Both the Employment Tribunal and the Northern Ireland Court of Appeal found in favour of the Claimants. However, judgments of the Northern Ireland Court of Appeal do not bind the rest of the United Kingdom and the Employment Appeal Tribunal in London had, in Bear Scotland Ltd v Fulton and other cases, found that a series of deductions would be broken by a gap of more than three months between deductions. This meant that the laws of Northern Ireland and Great Britain conflicted for a period, a situation which has now been resolved by the Supreme Court, whose judgments bind the whole of the United Kingdom.
The Supreme Court held that the word “series” means a number of things of a particular kind that follow one another over time. Whether a series exists is a question of fact and consideration should be given to various factors depending on all relevant circumstances, such as the size, frequency, impact, and what links the deductions. The fact that three months may pass between events in the series is irrelevant, and to find otherwise would effectively render meaningless claimants’ right to rely on a series of deductions.
In the present case, the underpayments were of the same kind if they had been made because, in error, the “basic pay” calculation was used. This common fault or “unifying vice” as the Court called it, linked each deduction to its predecessor irrespective of the time that had passed.

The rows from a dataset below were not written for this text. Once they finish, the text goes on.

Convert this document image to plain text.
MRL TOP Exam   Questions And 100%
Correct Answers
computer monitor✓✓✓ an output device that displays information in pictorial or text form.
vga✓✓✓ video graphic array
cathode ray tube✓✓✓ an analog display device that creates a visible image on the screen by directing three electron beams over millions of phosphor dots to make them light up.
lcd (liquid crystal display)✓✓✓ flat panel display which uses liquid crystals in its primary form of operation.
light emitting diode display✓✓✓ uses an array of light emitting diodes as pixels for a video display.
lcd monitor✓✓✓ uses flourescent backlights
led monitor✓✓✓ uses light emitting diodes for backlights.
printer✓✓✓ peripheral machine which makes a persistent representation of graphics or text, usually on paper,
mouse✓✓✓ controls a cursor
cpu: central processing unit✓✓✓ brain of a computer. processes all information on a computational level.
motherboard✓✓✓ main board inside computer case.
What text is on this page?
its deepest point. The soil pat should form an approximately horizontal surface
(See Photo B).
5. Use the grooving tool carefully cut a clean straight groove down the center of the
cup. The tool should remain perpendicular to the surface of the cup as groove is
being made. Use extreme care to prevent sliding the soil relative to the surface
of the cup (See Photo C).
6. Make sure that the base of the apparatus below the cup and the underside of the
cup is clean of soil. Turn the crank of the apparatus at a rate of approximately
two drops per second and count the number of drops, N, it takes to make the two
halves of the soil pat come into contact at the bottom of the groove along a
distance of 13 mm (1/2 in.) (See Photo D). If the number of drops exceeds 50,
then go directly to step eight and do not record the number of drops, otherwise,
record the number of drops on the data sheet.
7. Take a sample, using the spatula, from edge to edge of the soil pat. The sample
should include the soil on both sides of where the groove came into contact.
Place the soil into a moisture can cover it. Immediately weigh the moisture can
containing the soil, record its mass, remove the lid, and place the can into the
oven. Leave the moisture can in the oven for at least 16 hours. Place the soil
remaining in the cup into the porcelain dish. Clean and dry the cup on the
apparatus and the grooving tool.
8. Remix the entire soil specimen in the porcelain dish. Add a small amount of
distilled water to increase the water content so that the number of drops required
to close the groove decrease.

The Supreme Court’s judgment has provided much needed clarity in what remains a complex and changeable area of employment law. The Court’s finding that a series will not be broken by a gap of three months or more is perhaps unsurprising, recent cases had suggested that this was the direction of travel. That said, this ruling will most certainly bring rise to similar back-dated unlawful deduction from wages claims, though their impact may be less significant outside Northern Ireland. There is a two-year backstop on unlawful deduction from wages claims applicable in Great Britain hence a case of this type in Great Britain may only have backdated the claims by 2 years, not all the way back to 1998.